A Gene Expression Signature to Predict Metastasis and Survival in Non-small Cell Lung Cancer. Homo sapiens

Background: Current histopathological methods are inadequate for predicting outcome and recurrence in patients with non-small cell lung carcinoma (NSCLC) after surgery. In this study, we investigated the use of gene expression signatures to predict outcome and metastasis in lung cancer patients. Methods: Gene expression was studied by microarray and the real-time reverse transcriptase polymerase chain reaction (RT-PCR) in normal and lung tumor tissue of 188 NSCLC patients who underwent surgical resection. The 5 cancer-related genes and 1 reference gene expression levels measureed by real-time RT-PCR were used in a prospectively defined algorithm to determine the risk for each patient. Finally, we used an independent cohort to verify the 5 gene-based predictive model derived from decision tree analysis. Results: The 5 gene-based decision tree model was able to predict the prognosis. The recurrence rate at 36 months was 53% in the low-risk group versus 83% in the high-risk group (P=0.002). The 5 gene-based model could also predict overall survival (P<0.001). In multivariate analysis, the decision tree model predicted that high-low dichotomy and stage were both significant for recurrence. In addition, it could also predict metastasis and survival of NSCLC patients within the stage I-II subgroups. A similar result was found using an independent cohort of NSCLC patients. The high-risk patients had a significantly poorer overall survival than the low-risk patients (P=0.005). We also found distinct gene signatures which could distinguish between NSCLC, and normal tissue and histology subtypes. Conclusions: A gene expression signature can predict metastasis and survival of NSCLC patients. Keywords: Survival and metastasis analysis Overall design: In this study, we investigated the use of gene expression signatures to predict outcome and metastasis in lung cancer patients. Lung cancer tissue specimens from 125 patients who underwent surgical resection of their primary NSCLC at the Taichung Veterans General Hospital in Taiwan between December 1999 and December 2003 were included in this study. Specimens were stored frozen. Of these patients, 60 had adenocarcinoma, 52 squamous cell carcinoma, and 13 other types, all histologically defined.

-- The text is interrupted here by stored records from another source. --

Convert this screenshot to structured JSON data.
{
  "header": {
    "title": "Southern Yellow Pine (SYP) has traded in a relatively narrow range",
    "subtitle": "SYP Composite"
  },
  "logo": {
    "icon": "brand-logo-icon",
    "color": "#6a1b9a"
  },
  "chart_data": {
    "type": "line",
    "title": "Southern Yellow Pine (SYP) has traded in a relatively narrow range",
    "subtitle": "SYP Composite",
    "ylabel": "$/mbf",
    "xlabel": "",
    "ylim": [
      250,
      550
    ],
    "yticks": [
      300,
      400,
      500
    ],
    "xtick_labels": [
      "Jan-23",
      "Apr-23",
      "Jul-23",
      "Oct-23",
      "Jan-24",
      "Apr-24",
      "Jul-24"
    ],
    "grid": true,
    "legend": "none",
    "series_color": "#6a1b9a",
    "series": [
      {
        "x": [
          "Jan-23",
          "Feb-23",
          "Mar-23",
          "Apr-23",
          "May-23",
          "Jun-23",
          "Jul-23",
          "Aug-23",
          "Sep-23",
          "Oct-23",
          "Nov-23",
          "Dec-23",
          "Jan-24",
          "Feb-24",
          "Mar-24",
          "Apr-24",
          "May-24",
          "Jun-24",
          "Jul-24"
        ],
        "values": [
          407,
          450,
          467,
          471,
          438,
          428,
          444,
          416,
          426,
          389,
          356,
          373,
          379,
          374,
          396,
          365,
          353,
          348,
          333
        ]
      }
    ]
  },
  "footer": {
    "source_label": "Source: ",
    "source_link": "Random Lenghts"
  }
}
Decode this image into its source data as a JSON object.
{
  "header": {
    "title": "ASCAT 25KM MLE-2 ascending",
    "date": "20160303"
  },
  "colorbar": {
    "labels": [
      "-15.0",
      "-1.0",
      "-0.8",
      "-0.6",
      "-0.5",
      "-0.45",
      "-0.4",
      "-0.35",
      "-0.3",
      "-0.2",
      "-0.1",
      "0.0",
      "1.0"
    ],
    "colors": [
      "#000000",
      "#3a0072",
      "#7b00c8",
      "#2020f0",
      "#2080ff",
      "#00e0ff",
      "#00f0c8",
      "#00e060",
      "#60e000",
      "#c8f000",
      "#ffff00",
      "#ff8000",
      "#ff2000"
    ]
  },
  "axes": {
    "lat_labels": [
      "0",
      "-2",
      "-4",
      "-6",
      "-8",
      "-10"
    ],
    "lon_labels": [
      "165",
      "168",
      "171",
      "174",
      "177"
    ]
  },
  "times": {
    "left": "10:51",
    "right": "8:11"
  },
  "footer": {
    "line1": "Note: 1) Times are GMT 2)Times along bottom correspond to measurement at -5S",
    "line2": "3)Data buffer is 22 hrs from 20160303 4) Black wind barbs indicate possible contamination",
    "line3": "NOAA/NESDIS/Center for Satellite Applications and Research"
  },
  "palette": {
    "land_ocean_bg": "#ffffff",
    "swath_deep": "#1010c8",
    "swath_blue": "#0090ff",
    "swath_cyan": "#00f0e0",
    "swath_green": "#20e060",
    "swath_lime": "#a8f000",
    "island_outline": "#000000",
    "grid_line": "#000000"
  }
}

背景：当前的组织病理学方法无法满足非小细胞肺癌（non-small cell lung carcinoma, NSCLC）患者术后预后与复发预测的临床需求。本研究旨在探究基因表达特征在肺癌患者预后与转移预测中的应用价值。 方法：本研究通过基因芯片（microarray）与实时逆转录聚合酶链反应（real-time reverse transcriptase polymerase chain reaction, RT-PCR），对188例接受手术切除的非小细胞肺癌患者的正常肺组织与肿瘤组织开展基因表达分析。研究采用预先定义的算法，通过实时RT-PCR检测5个癌相关基因与1个内参基因的表达水平，以此为每位患者制定风险分级。最后，本研究利用独立队列验证了基于决策树分析得到的5基因预测模型。 结果：基于5基因的决策树模型可有效预测患者预后。低风险组患者术后36个月复发率为53%，高风险组则为83%（P=0.002）。该5基因模型同样可预测患者总生存期（P<0.001）。多因素分析显示，决策树模型的高低风险二分法与肿瘤分期均为复发的独立影响因素。此外，该模型还可预测Ⅰ~Ⅱ期亚组非小细胞肺癌患者的转移情况与生存期。在另一组独立非小细胞肺癌患者队列中得到了一致结果：高风险组患者总生存期显著差于低风险组（P=0.005）。本研究还发现了可区分非小细胞肺癌与正常肺组织、以及不同组织学亚型的特征性基因表达谱。 结论：基因表达特征可有效预测非小细胞肺癌患者的转移情况与生存期。 关键词：生存与转移分析 整体实验设计：本研究旨在探究基因表达特征在肺癌患者预后与转移预测中的应用价值。本研究纳入了1999年12月至2003年12月期间，在中国台湾台中荣民总医院接受原发性非小细胞肺癌手术切除的125例患者的肺癌组织标本。所有标本均以冻存方式保存。经组织病理学确诊，其中60例为腺癌、52例为鳞状细胞癌，剩余13例为其他组织学类型。